We had opened a second office a few miles from this one, our original location. When the lease on the remote site was up in a few months, we'd vote on what to do with it. At the moment, it was used for private meetings with clients who didn't want to be seen entering the narrow tent in the Bazaar at Deva that was well known as the home of M.Y.T.H., Inc. It also was a home away from home for Buttercup, my war unicorn. In the Bazaar, owing to cramped conditions, a lot of establishments opened out at the rear into extradimensional space, extending them as far as the host dimension would allow. This tent backed onto a gloomy, low-magik dimension called Limbo. By contrast, the secondary office occupied a piece of Ombud, a pleasant and pastoral dimension mostly populated by farmers and low-technology craftsmen, not unlike Klah, where I grew up. Buttercup occupied a field behind the farmhouse that was our small tent's presence in Ombud. I almost wished I was there at that moment, lying in the sun in the grass, with Buttercup here in my place, prodding the Imp with his single, well-sharpened horn to make him get to the point.

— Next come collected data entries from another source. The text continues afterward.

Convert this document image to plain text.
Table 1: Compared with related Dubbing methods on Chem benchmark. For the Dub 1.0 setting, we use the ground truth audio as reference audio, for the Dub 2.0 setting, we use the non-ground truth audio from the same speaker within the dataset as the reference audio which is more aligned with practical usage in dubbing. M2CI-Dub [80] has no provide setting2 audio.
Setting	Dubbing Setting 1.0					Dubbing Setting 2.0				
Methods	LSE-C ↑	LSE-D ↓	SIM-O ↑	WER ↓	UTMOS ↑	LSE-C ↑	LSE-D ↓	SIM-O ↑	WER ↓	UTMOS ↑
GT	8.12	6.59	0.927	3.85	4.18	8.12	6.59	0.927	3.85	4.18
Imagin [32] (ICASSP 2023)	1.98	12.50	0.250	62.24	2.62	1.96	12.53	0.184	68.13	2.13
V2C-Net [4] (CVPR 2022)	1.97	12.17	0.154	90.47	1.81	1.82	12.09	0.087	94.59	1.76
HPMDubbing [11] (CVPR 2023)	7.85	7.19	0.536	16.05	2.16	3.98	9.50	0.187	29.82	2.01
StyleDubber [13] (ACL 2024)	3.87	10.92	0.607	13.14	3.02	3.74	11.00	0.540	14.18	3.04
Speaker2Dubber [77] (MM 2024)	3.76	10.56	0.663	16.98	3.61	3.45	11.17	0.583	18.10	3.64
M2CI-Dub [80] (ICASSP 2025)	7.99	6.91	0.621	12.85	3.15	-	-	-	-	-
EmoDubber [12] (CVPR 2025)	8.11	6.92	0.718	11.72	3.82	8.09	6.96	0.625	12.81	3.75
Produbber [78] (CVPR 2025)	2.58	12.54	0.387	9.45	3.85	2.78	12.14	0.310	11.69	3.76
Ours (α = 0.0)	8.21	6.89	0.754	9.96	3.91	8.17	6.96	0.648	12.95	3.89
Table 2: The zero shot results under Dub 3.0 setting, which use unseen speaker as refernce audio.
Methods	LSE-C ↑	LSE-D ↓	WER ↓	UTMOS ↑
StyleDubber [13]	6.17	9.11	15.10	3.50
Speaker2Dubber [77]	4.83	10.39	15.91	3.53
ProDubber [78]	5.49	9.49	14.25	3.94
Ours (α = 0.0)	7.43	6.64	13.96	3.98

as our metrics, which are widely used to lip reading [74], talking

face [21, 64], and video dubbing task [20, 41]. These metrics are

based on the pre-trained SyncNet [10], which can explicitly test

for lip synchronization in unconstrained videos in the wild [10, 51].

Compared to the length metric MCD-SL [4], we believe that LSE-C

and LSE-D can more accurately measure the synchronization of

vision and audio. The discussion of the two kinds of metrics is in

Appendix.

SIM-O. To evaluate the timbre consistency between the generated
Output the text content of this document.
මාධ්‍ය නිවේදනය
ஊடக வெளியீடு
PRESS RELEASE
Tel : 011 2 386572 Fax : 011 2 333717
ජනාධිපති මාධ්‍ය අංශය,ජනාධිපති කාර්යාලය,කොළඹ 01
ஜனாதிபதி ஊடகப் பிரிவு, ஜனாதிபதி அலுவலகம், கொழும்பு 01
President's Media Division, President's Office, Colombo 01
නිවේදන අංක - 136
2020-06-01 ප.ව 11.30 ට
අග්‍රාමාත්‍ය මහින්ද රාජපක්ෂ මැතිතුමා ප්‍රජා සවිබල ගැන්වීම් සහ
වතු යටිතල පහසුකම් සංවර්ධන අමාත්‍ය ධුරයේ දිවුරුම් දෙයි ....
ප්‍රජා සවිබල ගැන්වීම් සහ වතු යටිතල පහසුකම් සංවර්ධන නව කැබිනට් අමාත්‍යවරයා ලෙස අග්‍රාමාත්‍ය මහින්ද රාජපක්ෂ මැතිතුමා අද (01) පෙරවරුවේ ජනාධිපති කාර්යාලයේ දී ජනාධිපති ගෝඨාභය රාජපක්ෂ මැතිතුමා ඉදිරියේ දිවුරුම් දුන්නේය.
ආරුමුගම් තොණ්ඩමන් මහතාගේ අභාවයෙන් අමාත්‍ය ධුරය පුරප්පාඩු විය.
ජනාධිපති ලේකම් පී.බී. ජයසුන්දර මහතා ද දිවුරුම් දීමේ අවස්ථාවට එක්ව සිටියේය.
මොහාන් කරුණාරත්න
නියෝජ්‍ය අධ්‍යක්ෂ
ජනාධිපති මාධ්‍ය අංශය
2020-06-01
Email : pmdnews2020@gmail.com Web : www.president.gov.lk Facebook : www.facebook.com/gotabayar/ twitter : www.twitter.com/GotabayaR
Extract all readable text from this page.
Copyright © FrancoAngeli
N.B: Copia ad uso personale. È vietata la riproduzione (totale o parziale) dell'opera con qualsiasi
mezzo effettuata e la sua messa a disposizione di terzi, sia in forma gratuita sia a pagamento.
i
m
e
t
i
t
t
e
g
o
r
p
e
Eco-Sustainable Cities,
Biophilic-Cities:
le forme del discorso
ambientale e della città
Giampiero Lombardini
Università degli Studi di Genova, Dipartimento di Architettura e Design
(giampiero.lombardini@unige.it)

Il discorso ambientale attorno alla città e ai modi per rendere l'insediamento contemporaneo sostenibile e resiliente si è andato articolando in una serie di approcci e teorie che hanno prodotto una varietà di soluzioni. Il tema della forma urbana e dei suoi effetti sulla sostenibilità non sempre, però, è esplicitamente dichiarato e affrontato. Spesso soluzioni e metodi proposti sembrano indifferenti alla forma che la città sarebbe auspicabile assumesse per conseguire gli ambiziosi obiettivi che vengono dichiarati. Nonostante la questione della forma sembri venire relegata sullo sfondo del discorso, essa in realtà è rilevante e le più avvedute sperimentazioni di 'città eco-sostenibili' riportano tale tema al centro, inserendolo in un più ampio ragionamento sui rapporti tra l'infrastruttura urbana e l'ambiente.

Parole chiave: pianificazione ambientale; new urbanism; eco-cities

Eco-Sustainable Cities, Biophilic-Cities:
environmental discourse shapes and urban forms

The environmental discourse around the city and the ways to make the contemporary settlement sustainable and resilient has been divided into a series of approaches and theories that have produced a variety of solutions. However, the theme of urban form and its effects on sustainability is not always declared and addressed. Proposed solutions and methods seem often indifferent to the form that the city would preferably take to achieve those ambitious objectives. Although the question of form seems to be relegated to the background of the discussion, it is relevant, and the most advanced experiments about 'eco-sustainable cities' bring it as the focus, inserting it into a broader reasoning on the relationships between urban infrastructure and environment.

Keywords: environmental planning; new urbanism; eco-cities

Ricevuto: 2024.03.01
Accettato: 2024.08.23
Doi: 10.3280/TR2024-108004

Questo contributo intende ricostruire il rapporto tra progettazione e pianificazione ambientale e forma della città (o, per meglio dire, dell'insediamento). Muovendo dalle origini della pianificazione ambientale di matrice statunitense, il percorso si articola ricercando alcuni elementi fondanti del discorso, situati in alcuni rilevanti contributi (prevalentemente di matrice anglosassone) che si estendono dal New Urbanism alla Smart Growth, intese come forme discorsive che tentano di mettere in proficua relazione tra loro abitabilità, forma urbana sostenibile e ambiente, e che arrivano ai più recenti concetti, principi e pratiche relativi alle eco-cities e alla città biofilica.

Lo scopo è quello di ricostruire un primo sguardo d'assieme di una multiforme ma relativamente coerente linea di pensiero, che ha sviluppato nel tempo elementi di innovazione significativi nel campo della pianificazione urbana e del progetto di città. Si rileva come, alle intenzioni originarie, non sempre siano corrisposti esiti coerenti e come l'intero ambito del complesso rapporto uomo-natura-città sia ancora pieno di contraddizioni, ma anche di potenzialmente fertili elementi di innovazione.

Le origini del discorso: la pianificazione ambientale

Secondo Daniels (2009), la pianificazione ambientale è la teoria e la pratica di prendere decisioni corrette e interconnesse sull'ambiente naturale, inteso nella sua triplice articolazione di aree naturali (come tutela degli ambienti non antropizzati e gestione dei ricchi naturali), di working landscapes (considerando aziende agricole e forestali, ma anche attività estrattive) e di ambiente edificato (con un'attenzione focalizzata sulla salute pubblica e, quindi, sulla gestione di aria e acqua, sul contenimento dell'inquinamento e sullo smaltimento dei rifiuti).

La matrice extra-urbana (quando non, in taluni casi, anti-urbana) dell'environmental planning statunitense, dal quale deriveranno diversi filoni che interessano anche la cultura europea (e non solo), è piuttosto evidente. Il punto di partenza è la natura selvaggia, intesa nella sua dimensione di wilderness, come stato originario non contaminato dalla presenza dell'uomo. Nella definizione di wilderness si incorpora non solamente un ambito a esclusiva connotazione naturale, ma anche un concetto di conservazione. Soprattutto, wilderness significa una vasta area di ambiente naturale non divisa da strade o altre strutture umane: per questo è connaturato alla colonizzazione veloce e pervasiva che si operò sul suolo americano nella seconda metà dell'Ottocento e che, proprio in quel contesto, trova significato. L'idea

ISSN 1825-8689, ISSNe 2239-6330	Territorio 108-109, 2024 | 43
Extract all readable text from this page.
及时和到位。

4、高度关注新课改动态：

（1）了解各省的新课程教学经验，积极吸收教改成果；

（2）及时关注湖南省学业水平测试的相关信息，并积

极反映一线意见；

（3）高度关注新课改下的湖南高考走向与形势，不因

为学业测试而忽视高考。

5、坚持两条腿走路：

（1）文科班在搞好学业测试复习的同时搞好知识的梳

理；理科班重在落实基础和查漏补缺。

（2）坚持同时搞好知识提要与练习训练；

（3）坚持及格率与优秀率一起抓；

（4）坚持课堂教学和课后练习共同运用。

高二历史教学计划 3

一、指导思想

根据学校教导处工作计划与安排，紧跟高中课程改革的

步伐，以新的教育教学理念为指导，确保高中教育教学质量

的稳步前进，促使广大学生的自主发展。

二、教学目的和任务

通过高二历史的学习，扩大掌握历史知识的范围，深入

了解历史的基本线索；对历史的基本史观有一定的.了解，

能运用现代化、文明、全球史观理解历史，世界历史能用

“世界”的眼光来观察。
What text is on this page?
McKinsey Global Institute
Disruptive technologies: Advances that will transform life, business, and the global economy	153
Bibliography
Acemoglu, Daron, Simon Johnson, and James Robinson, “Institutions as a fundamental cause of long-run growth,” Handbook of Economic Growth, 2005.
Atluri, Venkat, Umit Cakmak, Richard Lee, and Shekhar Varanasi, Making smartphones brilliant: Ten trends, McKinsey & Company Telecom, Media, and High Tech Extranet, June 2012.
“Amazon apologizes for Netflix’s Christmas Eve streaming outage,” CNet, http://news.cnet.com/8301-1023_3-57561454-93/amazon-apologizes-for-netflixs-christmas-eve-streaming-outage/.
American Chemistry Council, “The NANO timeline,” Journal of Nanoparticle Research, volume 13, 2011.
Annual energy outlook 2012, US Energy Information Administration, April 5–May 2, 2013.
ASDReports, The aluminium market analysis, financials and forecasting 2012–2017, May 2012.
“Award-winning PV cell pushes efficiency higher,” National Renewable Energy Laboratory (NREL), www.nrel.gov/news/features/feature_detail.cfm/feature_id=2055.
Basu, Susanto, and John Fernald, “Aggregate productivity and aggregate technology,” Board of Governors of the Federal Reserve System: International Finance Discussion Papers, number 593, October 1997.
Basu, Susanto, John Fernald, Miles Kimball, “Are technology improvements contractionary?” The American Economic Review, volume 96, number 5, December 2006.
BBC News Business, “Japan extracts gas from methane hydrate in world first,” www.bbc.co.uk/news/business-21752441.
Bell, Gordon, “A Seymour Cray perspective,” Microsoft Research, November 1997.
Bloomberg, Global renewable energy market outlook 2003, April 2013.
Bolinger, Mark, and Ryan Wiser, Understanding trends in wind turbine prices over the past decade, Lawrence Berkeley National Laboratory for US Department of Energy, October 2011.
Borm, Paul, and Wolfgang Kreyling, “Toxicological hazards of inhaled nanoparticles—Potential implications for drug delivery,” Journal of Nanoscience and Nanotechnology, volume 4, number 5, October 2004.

"So what kind of business proposition is it?" I asked, no longer bothering to be subtle.

"Profitable," Samwise declared, with the lift of an arched black eyebrow. If a red-skinned Deveel—Deveels were the natives of the dimension in which M.Y.T.H., Inc., operated— made the same gesture it might have come across as elegant or menacing. In Imps, a smaller, lighter-hued race, it came across as supercilious. Even their horns and pointed tails didn't hold any menace. "But I wouldn't expect a Klahd like you to understand an intricate arrangement like this one."